« Le burn-out n’est pas une fatalité »

Publié le 01/04/2020

Jean-Denis Budin revient de loin. Alors qu’il est chef d’entreprise, il expérimente un gros burn-out en 2008, qui change le cours de sa vie. Après un temps de convalescence, il met à profit ce moment intense d’introspection pour s’ouvrir à de nouveaux horizons. Il obtient ainsi une thèse en Executive Doctorate in Business Administration à l’université Paris-Dauphine. Souhaitant apporter son expertise à la prise en charge du burn-out, il ouvre, avec Benoît Gillain, psychiatre, le centre Credir en Alsace. Depuis 2013, cette structure accueille des professionnels en épuisement ou en burn-out, en prenant en compte la qualité de vie globale (QVG), pédagogie complète mise au point par l’équipe du Credir.
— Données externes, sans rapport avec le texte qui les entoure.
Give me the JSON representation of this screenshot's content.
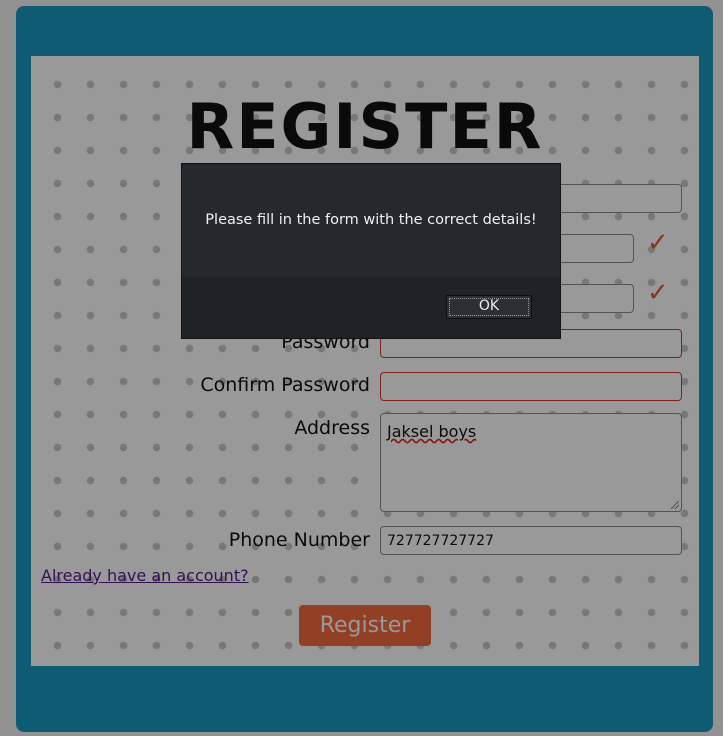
{
  "form": {
    "title": "REGISTER",
    "fields": {
      "password_label": "Password",
      "confirm_password_label": "Confirm Password",
      "address_label": "Address",
      "address_value": "Jaksel boys",
      "phone_label": "Phone Number",
      "phone_value": "727727727727"
    },
    "check_glyph": "✓",
    "login_link": "Already have an account?",
    "register_button": "Register"
  },
  "dialog": {
    "message": "Please fill in the form with the correct details!",
    "ok_label": "OK"
  },
  "colors": {
    "frame": "#1a98c2",
    "accent": "#f26a3f",
    "error_border": "#d23a2a",
    "check": "#e05a2b"
  }
}
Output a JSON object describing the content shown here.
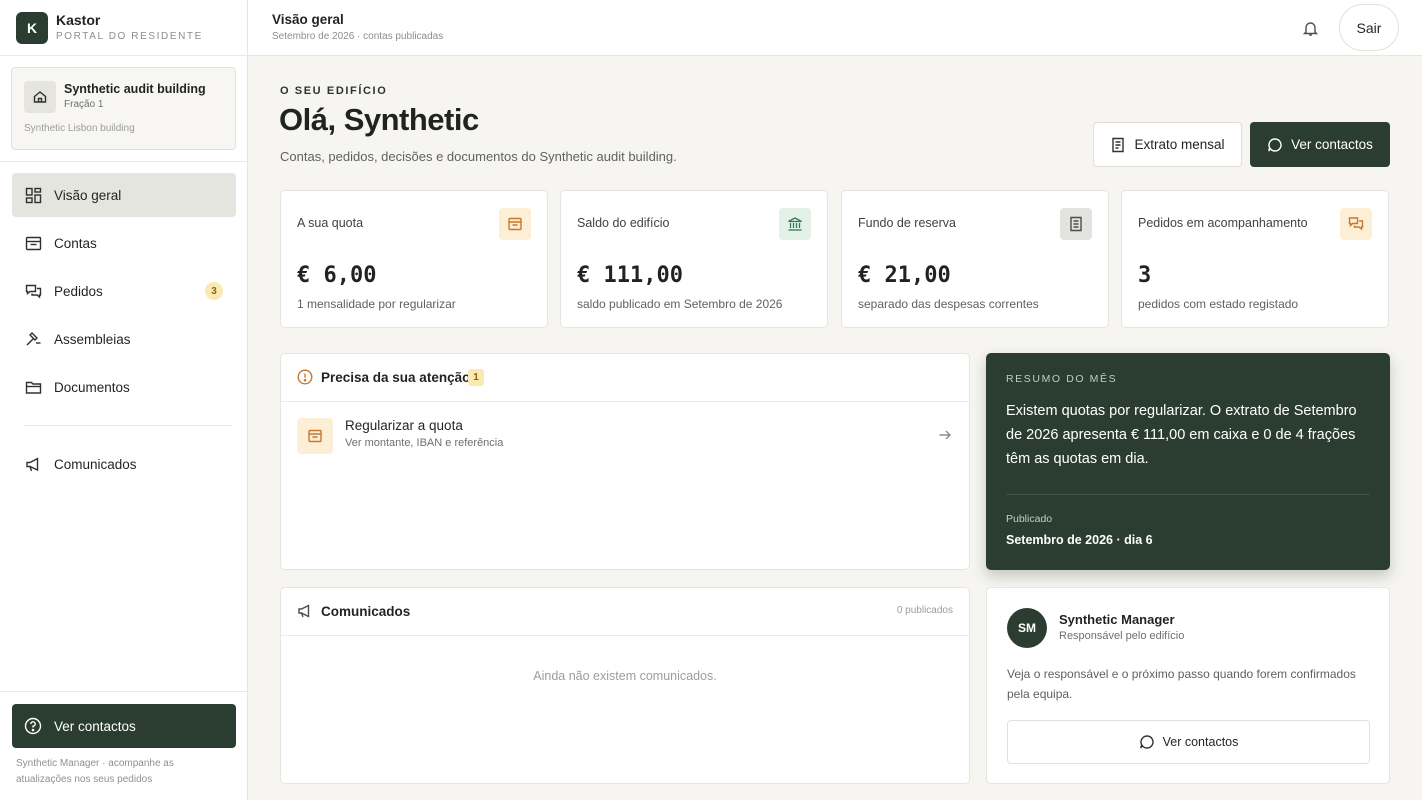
{
  "brand": {
    "logo_letter": "K",
    "name": "Kastor",
    "subtitle": "PORTAL DO RESIDENTE"
  },
  "building": {
    "name": "Synthetic audit building",
    "unit": "Fração 1",
    "note": "Synthetic Lisbon building"
  },
  "sidebar": {
    "items": [
      {
        "label": "Visão geral",
        "icon": "grid-icon",
        "active": true
      },
      {
        "label": "Contas",
        "icon": "wallet-icon"
      },
      {
        "label": "Pedidos",
        "icon": "chat-icon",
        "badge": "3"
      },
      {
        "label": "Assembleias",
        "icon": "gavel-icon"
      },
      {
        "label": "Documentos",
        "icon": "folder-icon"
      },
      {
        "label": "Comunicados",
        "icon": "megaphone-icon"
      }
    ],
    "cta_label": "Ver contactos",
    "footer": "Synthetic Manager · acompanhe as atualizações nos seus pedidos"
  },
  "topbar": {
    "title": "Visão geral",
    "subtitle": "Setembro de 2026 · contas publicadas",
    "logout_label": "Sair"
  },
  "header": {
    "eyebrow": "O SEU EDIFÍCIO",
    "greeting": "Olá, Synthetic",
    "subtitle": "Contas, pedidos, decisões e documentos do Synthetic audit building.",
    "statement_button": "Extrato mensal",
    "contacts_button": "Ver contactos"
  },
  "stats": [
    {
      "label": "A sua quota",
      "value": "€ 6,00",
      "note": "1 mensalidade por regularizar",
      "icon": "wallet-icon",
      "color": "#c7782a"
    },
    {
      "label": "Saldo do edifício",
      "value": "€ 111,00",
      "note": "saldo publicado em Setembro de 2026",
      "icon": "bank-icon",
      "color": "#2f7a52"
    },
    {
      "label": "Fundo de reserva",
      "value": "€ 21,00",
      "note": "separado das despesas correntes",
      "icon": "document-icon",
      "color": "#4a4f4b"
    },
    {
      "label": "Pedidos em acompanhamento",
      "value": "3",
      "note": "pedidos com estado registado",
      "icon": "chat-icon",
      "color": "#c7782a"
    }
  ],
  "attention": {
    "title": "Precisa da sua atenção",
    "count": "1",
    "items": [
      {
        "title": "Regularizar a quota",
        "subtitle": "Ver montante, IBAN e referência"
      }
    ]
  },
  "summary": {
    "eyebrow": "RESUMO DO MÊS",
    "text": "Existem quotas por regularizar. O extrato de Setembro de 2026 apresenta € 111,00 em caixa e 0 de 4 frações têm as quotas em dia.",
    "published_label": "Publicado",
    "published_value": "Setembro de 2026 · dia 6"
  },
  "announcements": {
    "title": "Comunicados",
    "count_label": "0 publicados",
    "empty": "Ainda não existem comunicados."
  },
  "manager": {
    "initials": "SM",
    "name": "Synthetic Manager",
    "role": "Responsável pelo edifício",
    "text": "Veja o responsável e o próximo passo quando forem confirmados pela equipa.",
    "button": "Ver contactos"
  },
  "colors": {
    "primary": "#2b3d31",
    "background": "#f6f5f1",
    "badge": "#fbe9b4",
    "accent_orange": "#c7782a",
    "accent_green": "#2f7a52"
  }
}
Alors que notre société fait face à une crise sanitaire d’une ampleur encore jamais égalée, le burn-out peut atteindre des salariés au tournant, plongés dans l’incertitude et les modifications de leurs missions. Nous avons rencontré Jean-Denis Budin à l’occasion de la sortie de son livre « Burn-out, les 6 ras-le-bol » (éd. Credir).

Les Petites Affiches

Avec le Credir, vous proposez des stages de trois jours à des professionnels en souffrance, mais vous intervenez également au sein des entreprises. Dites-nous en plus.

Jean-Denis Budin

Suite à mon burn-out, j’ai créé il y a sept ans le Credir. Nous recevions des stagiaires pendant trois jours dans notre centre, et l’immense majorité d’entre eux repartaient en étant reboostés. C’est d’ailleurs par l’intermédiaire de certains stagiaires que des demandes nous ont été formulées pour que nous puissions intervenir en entreprises. C’est ce que nous faisons désormais et ça se passe plutôt bien, car nous intervenons en prévention, dans des entreprises volontaires. Nous faisons une sorte d’état des lieux des facteurs qui pourraient agir sur l’épuisement des personnes. On reste sur un plan global, pas seulement professionnel, grâce à des techniques d’entretien spécifiques, qui prennent en compte le vécu au travail et le vécu personnel ou encore la santé.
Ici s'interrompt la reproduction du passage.